In response to Louise’ project, judges said her design was sophisticated and unique in its simulation of colours, which was quite magical.
“A nod to the Queen Victoria M Pavilion, this free-standing pod incorporates a VR engine designed to simulate colour’s effects on a person,” they said.
“Its reflective blue chromatic exterior sits well with its surroundings while cocooning those within. It is a sophisticated high-tech concept, in which the student has considered the effects of colour across a whole day, and its execution could be quite magical.”
Louise said she was honoured to be recognised by the industry for herproject.
“I am absolutely thrilled to have been awarded winner in the student category of the 34th Dulux Colour Awards 2020 for my project, Ascend,” she said.
“To be recognised for my approach to colour amongst a strong suite of student work from across Australia and New Zealand is a huge honour and achievement. Congratulations to the other winners and finalists!
“Thank you to the amazing team at Sydney Design School who have mentored and inspired me over the past 18 months.
An extra special mention goes to my mum, Deborah Lawson, who supports me endlessly so I can pursue my dreams.”
Ascend is a conceptual pop-up cafe in collaboration with Sydney Festival and Carriageworks Sydney. The design is colourful and contemporary–a high contrast to the industrial host of the Carriageworks.
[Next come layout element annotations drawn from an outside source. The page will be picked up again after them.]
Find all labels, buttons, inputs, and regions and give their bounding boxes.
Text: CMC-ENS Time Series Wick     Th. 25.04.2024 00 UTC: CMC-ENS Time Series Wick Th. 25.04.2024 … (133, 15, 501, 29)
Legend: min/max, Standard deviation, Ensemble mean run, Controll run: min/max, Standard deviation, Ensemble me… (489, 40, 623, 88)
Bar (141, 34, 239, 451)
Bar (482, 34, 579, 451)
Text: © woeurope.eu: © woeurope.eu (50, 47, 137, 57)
“In our current climate of COVID-19, designs like Ascend inspire joy through a careful curation of colour and form,” Louise said.
“I love playing with high-chroma hues of pink, orange and purple to create a vibrant space where guests are invited to ascend to joy.”
Inspired by muse, Jean-Michel Basquiat, the concept of the cafe takes on the unconstrained cultural-commentary that the artist is known for.
A poet, musician, and graffiti prodigy in late-1970s New York, Jean-Michel Basquiat had honed his signature painting style of obsessive scribbling, elusive symbols and diagrams, and mask-and-skull imagery by the time he was 20.
Customers are invited to indulge in this interactive, innovative concept cafe to engage in cultural commentary as part of the Sydney Festival.
Guests are invited to graffiti the walls of Ascend with messages of joy.
Overtime the concept cafe will evolve – a making of everyone who makes up Ascend.
Louise fell in love with interior design after years of renovating local properties around Newcastle.
She has been working in the Communications and Marketing sectors across Newcastle for the last ten years.
Louise also founded and directed Newcastle Fashion Week to raise money and awareness for young adults with cancer following her own diagnosis.
IMAGE | Louise Mackay’s Ascend design project concept.